自分が動かなければ何も変わらない。 そして・・・動けば、必ず何かが変わる。
いやー、かっこいいセリフですよね。がむしゃらに動くことで必ず好転するわけではありませんが、その姿勢は周囲の人の印象を変えうるものです。
運がいいと思っている人は、
いつかきっとチャンスをつかめると信じて行動している、 その結果、試行回数が増え、 成功を信じているからこそ失敗しても再チャレンジすることができ 、自信を持って行動するので精度が高まる、 行動力を支えているのが、自尊心と自己効力感。
自己効力感っていうのは心理学の用語なんですが、エフィカシーとも言います。どういう意味かというと、「自己能力の自己評価」のことです。なんだか分かりづらいかもしれませんが、自らの能力に対する信頼感とでも言えばいいでしょうか。「俺だったらこのくらいはできるはず」という思いの強さを指します。自己効力感が高ければ、失敗を恐れずチャレンジできます。プライドとやや似てる感じがしますが、プライドは自己を守るものである一方、エフィカシーは自己能力の評価なので違います。プライドは高くなってしまうと、批判を聞くことができず自分の殻に閉じこもりやすくなってしまいますからね。

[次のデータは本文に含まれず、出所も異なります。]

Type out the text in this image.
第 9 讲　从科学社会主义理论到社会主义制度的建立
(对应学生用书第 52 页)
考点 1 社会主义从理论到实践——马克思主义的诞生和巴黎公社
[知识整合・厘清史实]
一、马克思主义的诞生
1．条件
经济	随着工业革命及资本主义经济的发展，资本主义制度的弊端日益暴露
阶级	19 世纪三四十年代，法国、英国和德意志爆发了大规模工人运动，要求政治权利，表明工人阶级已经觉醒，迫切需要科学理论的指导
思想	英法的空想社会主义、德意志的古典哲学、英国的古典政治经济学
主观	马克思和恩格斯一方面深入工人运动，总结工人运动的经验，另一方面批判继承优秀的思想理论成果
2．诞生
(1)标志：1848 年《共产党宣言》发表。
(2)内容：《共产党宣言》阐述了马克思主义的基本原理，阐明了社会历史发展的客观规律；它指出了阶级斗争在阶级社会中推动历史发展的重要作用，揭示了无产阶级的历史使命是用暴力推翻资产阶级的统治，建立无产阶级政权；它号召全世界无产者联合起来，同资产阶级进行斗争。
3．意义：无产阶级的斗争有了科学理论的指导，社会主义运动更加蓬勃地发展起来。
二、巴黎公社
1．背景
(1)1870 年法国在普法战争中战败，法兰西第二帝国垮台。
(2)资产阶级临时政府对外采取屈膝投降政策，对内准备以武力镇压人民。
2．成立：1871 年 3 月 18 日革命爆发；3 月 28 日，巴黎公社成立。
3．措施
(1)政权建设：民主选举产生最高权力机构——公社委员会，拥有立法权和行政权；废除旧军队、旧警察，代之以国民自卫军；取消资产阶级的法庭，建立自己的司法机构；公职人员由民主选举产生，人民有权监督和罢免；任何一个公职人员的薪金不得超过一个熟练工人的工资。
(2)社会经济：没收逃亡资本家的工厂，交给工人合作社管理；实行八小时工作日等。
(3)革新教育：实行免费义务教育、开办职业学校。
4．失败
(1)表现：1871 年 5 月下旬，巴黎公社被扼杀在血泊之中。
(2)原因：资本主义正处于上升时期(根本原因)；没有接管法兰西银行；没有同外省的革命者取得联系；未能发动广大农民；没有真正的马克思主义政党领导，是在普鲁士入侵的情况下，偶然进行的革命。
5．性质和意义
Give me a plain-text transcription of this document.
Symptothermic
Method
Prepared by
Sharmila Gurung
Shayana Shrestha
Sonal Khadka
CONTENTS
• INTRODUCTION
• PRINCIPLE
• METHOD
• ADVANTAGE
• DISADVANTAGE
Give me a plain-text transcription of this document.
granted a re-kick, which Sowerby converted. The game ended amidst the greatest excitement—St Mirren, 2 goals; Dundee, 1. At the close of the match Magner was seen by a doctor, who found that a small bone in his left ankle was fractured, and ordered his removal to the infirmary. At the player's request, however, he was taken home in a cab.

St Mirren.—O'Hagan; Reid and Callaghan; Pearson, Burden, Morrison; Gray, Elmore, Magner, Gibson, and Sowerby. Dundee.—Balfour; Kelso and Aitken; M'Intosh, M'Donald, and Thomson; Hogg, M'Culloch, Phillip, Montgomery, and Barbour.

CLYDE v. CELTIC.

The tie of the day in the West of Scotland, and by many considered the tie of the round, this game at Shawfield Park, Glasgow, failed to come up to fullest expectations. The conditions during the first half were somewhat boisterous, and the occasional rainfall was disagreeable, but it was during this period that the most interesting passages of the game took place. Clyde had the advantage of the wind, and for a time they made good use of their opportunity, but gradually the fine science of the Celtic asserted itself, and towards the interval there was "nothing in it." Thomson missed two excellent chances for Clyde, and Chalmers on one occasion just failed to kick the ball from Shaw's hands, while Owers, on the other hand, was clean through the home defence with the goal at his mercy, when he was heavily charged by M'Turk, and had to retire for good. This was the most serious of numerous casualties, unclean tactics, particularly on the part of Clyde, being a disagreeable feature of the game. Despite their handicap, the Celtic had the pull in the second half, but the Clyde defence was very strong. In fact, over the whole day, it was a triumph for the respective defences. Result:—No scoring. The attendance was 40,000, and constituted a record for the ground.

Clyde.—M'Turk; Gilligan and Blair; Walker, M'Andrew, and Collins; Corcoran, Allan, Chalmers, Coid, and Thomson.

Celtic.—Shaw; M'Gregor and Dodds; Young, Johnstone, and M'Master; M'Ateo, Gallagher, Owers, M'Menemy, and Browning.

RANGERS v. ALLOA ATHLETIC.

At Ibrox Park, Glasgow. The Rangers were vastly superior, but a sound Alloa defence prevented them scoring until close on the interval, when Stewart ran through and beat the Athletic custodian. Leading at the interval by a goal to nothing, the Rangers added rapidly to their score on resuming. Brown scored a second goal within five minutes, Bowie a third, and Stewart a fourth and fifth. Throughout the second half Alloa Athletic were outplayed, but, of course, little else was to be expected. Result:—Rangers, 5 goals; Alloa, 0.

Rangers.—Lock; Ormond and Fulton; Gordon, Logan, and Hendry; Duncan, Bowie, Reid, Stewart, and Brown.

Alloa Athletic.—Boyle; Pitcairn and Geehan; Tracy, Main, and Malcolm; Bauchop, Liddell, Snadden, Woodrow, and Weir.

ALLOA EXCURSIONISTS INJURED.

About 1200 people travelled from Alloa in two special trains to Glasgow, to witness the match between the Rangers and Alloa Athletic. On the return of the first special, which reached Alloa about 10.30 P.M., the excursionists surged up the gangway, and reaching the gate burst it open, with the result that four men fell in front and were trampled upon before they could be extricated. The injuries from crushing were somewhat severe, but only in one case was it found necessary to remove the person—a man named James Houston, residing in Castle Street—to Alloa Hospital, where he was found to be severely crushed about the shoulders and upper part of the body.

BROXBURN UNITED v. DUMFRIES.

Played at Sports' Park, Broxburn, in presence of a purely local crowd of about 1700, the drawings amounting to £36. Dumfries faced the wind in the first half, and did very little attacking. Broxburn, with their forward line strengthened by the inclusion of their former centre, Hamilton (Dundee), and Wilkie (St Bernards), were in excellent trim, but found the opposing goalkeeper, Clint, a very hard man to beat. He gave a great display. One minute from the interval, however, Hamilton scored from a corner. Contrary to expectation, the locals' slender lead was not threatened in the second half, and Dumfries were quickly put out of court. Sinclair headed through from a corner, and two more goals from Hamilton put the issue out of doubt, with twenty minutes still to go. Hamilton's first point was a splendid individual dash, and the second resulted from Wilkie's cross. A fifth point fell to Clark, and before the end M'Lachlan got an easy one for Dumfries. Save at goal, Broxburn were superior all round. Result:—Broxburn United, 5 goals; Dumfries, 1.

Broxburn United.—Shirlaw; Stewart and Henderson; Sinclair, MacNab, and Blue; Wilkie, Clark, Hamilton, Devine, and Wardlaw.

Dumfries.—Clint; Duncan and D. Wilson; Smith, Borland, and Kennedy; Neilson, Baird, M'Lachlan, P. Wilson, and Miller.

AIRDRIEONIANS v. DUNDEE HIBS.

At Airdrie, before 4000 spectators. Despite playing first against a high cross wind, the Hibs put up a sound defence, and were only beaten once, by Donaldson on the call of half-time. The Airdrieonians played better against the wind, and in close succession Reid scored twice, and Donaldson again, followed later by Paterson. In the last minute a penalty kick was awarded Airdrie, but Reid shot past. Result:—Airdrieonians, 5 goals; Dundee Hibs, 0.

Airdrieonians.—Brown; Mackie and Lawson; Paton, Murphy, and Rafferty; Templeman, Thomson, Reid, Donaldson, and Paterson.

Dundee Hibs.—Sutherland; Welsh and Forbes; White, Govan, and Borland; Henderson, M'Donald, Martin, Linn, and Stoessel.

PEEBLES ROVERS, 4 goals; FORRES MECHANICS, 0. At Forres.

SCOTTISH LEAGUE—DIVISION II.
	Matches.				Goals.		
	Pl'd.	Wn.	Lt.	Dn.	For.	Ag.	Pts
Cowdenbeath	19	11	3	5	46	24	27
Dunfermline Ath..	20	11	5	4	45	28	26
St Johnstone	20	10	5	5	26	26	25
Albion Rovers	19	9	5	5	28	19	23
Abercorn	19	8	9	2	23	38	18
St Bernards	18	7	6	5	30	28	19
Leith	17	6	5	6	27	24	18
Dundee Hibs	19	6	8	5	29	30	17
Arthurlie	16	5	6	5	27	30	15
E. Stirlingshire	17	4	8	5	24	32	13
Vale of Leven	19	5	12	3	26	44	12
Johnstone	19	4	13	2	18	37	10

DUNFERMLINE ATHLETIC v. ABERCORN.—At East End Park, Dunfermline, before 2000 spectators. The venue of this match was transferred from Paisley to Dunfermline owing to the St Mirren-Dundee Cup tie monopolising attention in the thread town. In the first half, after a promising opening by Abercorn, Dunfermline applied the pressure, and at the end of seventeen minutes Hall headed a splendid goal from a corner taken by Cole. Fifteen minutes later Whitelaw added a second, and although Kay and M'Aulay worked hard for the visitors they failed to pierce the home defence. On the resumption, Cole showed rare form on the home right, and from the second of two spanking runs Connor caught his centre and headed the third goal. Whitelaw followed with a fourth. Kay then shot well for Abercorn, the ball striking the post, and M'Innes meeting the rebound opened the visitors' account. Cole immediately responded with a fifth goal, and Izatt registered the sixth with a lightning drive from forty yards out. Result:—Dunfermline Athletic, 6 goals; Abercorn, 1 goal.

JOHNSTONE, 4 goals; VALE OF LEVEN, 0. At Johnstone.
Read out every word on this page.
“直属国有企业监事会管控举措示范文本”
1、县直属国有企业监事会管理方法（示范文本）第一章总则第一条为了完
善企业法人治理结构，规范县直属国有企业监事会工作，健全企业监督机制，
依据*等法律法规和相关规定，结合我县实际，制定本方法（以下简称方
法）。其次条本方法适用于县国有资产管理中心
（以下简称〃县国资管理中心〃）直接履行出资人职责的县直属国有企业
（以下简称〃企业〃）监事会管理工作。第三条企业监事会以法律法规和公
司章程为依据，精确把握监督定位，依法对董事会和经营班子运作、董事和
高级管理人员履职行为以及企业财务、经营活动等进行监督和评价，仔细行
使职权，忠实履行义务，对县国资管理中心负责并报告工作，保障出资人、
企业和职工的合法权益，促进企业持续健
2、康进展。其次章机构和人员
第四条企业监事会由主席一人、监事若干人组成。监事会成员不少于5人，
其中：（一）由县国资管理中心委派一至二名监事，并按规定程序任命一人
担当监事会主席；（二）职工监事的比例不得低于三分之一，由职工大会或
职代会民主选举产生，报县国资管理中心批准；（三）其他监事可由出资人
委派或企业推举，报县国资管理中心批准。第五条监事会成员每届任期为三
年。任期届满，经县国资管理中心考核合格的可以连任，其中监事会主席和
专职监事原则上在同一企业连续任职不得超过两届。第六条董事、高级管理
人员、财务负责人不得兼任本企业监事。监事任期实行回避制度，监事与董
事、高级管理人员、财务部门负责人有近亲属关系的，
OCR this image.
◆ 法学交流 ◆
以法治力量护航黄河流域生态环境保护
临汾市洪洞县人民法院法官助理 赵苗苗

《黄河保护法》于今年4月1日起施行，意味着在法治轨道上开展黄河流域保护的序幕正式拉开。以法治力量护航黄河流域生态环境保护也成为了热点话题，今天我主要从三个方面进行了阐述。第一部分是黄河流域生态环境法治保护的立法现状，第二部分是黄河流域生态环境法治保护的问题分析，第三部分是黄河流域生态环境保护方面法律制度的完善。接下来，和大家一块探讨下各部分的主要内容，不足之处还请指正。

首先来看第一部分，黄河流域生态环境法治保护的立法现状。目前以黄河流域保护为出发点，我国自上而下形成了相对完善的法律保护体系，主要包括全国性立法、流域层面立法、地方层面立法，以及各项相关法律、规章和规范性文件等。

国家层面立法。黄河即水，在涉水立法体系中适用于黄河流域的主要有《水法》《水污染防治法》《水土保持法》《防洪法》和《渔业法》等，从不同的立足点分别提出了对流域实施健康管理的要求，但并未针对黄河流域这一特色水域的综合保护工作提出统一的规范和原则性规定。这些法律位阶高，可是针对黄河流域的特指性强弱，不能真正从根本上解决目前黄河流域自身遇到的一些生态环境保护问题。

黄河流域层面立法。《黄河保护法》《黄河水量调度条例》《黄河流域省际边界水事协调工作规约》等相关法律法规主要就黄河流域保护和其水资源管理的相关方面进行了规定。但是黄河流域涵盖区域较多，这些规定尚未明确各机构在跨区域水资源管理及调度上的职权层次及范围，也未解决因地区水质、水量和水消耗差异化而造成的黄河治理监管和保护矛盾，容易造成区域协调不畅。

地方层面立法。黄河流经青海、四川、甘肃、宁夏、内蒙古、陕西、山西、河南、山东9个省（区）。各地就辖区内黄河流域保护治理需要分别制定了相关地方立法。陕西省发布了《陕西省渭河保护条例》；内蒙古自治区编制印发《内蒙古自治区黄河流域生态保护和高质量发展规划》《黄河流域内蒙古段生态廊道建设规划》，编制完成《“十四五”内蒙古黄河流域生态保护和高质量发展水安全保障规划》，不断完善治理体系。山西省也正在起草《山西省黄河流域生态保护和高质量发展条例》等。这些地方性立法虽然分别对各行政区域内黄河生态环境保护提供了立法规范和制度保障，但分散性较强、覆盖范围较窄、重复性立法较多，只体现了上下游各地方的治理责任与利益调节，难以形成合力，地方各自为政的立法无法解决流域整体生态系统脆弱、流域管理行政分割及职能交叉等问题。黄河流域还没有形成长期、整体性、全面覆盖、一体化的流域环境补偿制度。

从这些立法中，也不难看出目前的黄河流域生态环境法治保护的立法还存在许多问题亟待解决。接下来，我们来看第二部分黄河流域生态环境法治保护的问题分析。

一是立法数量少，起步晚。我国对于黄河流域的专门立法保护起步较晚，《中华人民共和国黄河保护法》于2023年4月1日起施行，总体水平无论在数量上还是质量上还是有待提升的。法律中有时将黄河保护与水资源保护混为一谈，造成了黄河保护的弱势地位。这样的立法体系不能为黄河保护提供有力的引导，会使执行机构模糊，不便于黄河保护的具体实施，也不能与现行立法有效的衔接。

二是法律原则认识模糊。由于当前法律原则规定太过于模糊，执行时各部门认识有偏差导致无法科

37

レジリエンスの高い人とは、失敗からの立ち直りが早い人のこと。
立ち直りが早いから何度もチャレンジできる、 逆境や困難に対する打たれ強さは持って生まれた性格の占める部分 が大きいものですが、レジリエンスは後天的にトレーニングで鍛えることができる、
何度でもチャレンジするためにはレジリエンスの向上が必要です。先天的要素が大きいものですがトレーニングで向上できるものです。
運のいい人たちがそうではない人が見逃す偶然のようなチャンスに気づくのは、リラックスした状態で広い範囲に注意力を向けているから。なくしたものが忘れたころにでてくるのは、リラックスしているから。常にリラックスすることが気づく力を高める。また、開放性が必要。開放性とはまだ見ぬ世界に対しての好奇心を以て、行動に移すことができる行動特性、新しい経験を積極的に受け入れるほうが試行回数も増え、チャンスに巡り合う可能性が高くなる。言い換えれば遊び心が大事。
幸運に気づくためにはリラックスしている必要があります。またあらゆるものに対する好奇心があれば、更に幸運に近づくことができます。これは投資にも通じるかもしれませんね。投資においてもどのようなサービスが人気を博しているのかをウォッチすることがとても大切ですので。
一生懸命で報われる人はたくさんいるが、
報われるのは正しい方法で試行回数を増やした場合。 結果の出ない間違った方法を繰り返しても、 その努力は報われない、 うまくいかないという結果から本人が気づいて、 進む道を変えないと運はついてこない。
努力がすべて報われるわけではありません。しかし、正しい戦略を策定した上で行った努力は必ず結ばれます。がむしゃらに行動するのも大切ですが、行動しながら長期の指針を立てると成功に近づきやすくなります。
弱い繋がりからチャンスを得る確率は高い、新しい挑戦を始めるときは、自分とは異なる環境にいる人たちとの関係のほうが役に立つ。
弱い繋がりというのは、米国の社会学者であるマーク・グラノヴェッター氏が考案した概念です。新規性の高い価値ある情報は、家族や親友、職場の同僚のような「強い繋がり」よりも、知り合いの知り合いだったりちょっとした知人といった社会的繋がりが弱い人達からもたらされるという考え方です。
弱い繋がりについては、それ自体が一つの記事になってしまうくらい面白い考え方です。たまには中々会ってない古い友人に連絡を取るのもありかもしれません。
以上、いかがでしたでしょうか。表紙がやや自己主張が強い感じで手に取りづらいイメージがありますが、凄く有益な情報が盛りだくさんの書籍でした。運に対する認識が、他の人と比較し大きな優位性になることもありますので、正しい運の認識を持つようにしたいですね。